While a strength of our study was our use of a large sample of community-dwelling elders that is representative of the U.S. population, there are several methodological considerations that should be taken into account in evaluating the generalizability of our results. First, our sample was generally healthy, with only 13% of the development cohort being dependent in 1 or more ADL. However, approximately 60% of each cohort had difficulty with 1 or more of the additional measures of physical function, such as walking several blocks. As a result, the additional measures of physical function better differentiated outcomes than ADL dependence. In a more severely ill population, it is likely that ADL impairment would have better distinguished between patients at variable risk for death. Second, we only considered 2-year mortality for our index. It is likely that we may have found different predictors of mortality had we used a different time frame as our endpoint. Third, there are many methods of asking about functional status, and the prognostic value of functional measures may differ depending on how the measure is assessed. For example, asking about ADL and IADL difficulty instead of dependence would likely have resulted in greater levels of impairment but perhaps a smaller association with mortality. In addition, while we assessed dependence for ADLs and IADLs, we only asked about difficulty for the additional measures of physical function because walking several blocks and pushing furniture are not tasks essential for daily functioning and independent living. Finally, all of our functional data relied on patient or proxy report. While it may be the case that clinical evaluation and observation provide a more reliable measure of function, this is often less practical. A patient's gait can be tested in the office hallway, but it is not so simple to test a patient's ability to grocery shop or bathe. In addition, there is evidence that patient and proxy reports provide valid measures of function.24 Future research should assess whether performance-based or patient-reported functional measures have a better prognostic performance.

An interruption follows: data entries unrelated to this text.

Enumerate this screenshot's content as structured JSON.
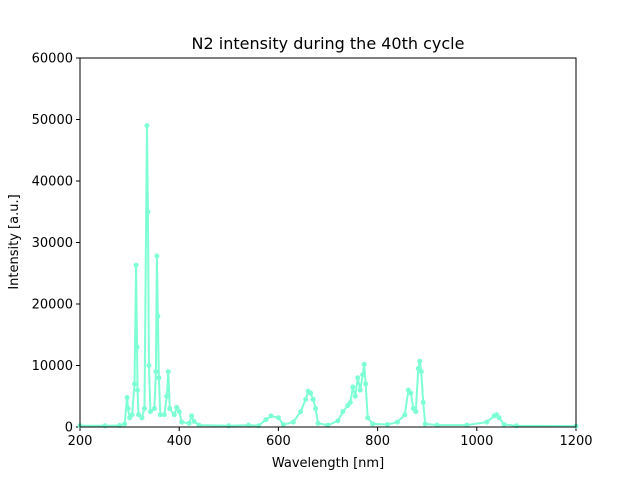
{
  "chart_data": {
    "type": "line",
    "title": "N2 intensity during the 40th cycle",
    "x_label": "Wavelength [nm]",
    "y_label": "Intensity [a.u.]",
    "color": "#7fffd4",
    "markers": true,
    "x": [
      200,
      250,
      280,
      290,
      295,
      297,
      300,
      305,
      310,
      313,
      315,
      316,
      318,
      325,
      330,
      335,
      337,
      339,
      342,
      350,
      353,
      355,
      357,
      359,
      362,
      370,
      375,
      378,
      381,
      390,
      395,
      400,
      405,
      420,
      425,
      430,
      440,
      500,
      540,
      560,
      575,
      585,
      600,
      610,
      630,
      645,
      655,
      660,
      665,
      670,
      675,
      680,
      700,
      720,
      730,
      740,
      745,
      750,
      755,
      760,
      765,
      770,
      773,
      776,
      780,
      790,
      820,
      840,
      855,
      862,
      867,
      872,
      877,
      882,
      885,
      888,
      892,
      896,
      920,
      980,
      1020,
      1035,
      1040,
      1045,
      1055,
      1080,
      1200
    ],
    "values": [
      200,
      200,
      250,
      500,
      4800,
      3000,
      1500,
      2000,
      7000,
      26300,
      13000,
      6000,
      2000,
      1500,
      3000,
      49000,
      35000,
      10000,
      2500,
      3000,
      9000,
      27800,
      18000,
      8000,
      2000,
      2000,
      5000,
      9000,
      3000,
      2000,
      3200,
      2500,
      800,
      600,
      1800,
      900,
      300,
      200,
      300,
      200,
      1200,
      1800,
      1500,
      400,
      800,
      2500,
      4500,
      5800,
      5500,
      4500,
      3000,
      600,
      300,
      1000,
      2500,
      3500,
      4000,
      6500,
      5000,
      8000,
      6000,
      8500,
      10200,
      7000,
      1500,
      500,
      400,
      800,
      2000,
      6000,
      5500,
      3000,
      2500,
      9500,
      10700,
      9000,
      4000,
      500,
      300,
      300,
      800,
      1800,
      2000,
      1500,
      400,
      200,
      150
    ],
    "xlim": [
      200,
      1200
    ],
    "xticks": [
      200,
      400,
      600,
      800,
      1000,
      1200
    ],
    "ylim": [
      0,
      60000
    ],
    "yticks": [
      0,
      10000,
      20000,
      30000,
      40000,
      50000,
      60000
    ]
  }
}
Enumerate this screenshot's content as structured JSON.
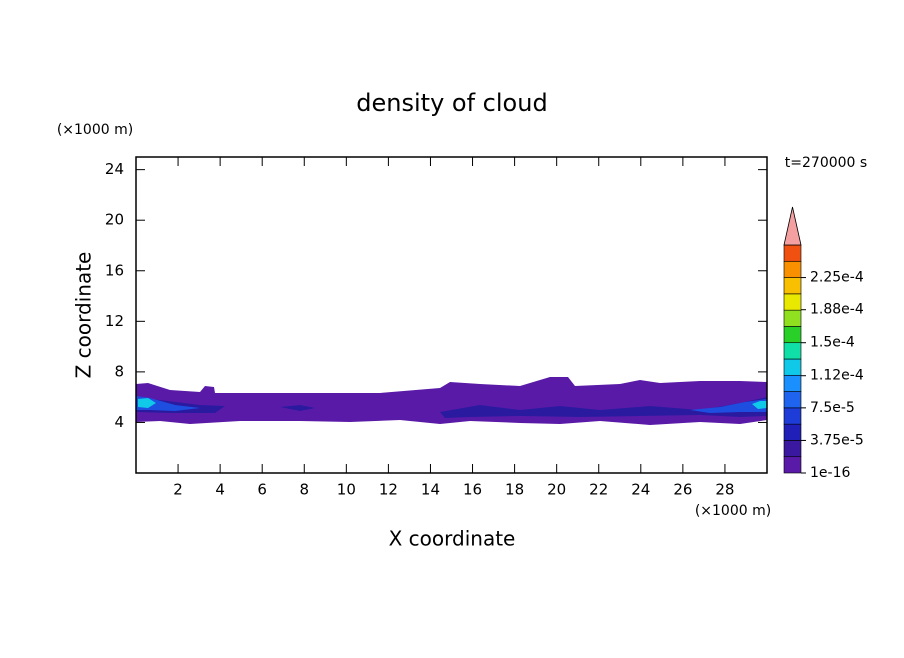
{
  "chart_data": {
    "type": "contour",
    "title": "density of cloud",
    "x_label": "X coordinate",
    "y_label": "Z coordinate",
    "x_unit": "(×1000 m)",
    "y_unit": "(×1000 m)",
    "time_label": "t=270000 s",
    "xlim": [
      0,
      30
    ],
    "xticks": [
      2,
      4,
      6,
      8,
      10,
      12,
      14,
      16,
      18,
      20,
      22,
      24,
      26,
      28
    ],
    "ylim": [
      0,
      25
    ],
    "yticks": [
      4,
      8,
      12,
      16,
      20,
      24
    ],
    "colorbar": {
      "clim": [
        0,
        0.0002625
      ],
      "ticks": [
        1e-16,
        {
          "value": 3.75e-05,
          "label": "3.75e-5"
        },
        {
          "value": 7.5e-05,
          "label": "7.5e-5"
        },
        {
          "value": 0.000112,
          "label": "1.12e-4"
        },
        {
          "value": 0.00015,
          "label": "1.5e-4"
        },
        {
          "value": 0.000188,
          "label": "1.88e-4"
        },
        {
          "value": 0.000225,
          "label": "2.25e-4"
        }
      ],
      "colors": [
        "#5a1aa8",
        "#3a18a0",
        "#2020b8",
        "#1e3cd8",
        "#1e64ee",
        "#1a90ff",
        "#10c8e8",
        "#10e0a8",
        "#28d028",
        "#90e020",
        "#e8e800",
        "#f8c000",
        "#f89000",
        "#f05010"
      ],
      "extend_color": "#f4a0a0"
    }
  }
}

In summary, we developed and validated a prognostic index using a few simple measures of functional status, along with age and gender. Our index employs a simple point-scoring system, using measures that can be obtained by patient interview alone, without need for a medical chart or laboratory data. It effectively stratifies elders into groups at varying risks of death, and it can be used in a variety of different settings. Our findings provide further evidence of the prognostic importance of functional status, demonstrating that evaluating function has important clinical, policy, and research uses.
This project was supported by a grant from the National Institute on Aging (R01AG19827). Dr. Carey was supported by an NIH T-32 training grant: Research Training in Geriatric Medicine. Dr. Walter is a recipient of the Veterans Affairs Career Development Award in Health Services Research and Development. Dr. Covinsky was supported by an independent investigator award from the Agency for Healthcare Research and Quality (K02HS00006-01) and is a Paul Beeson Faculty Scholar in Aging Research.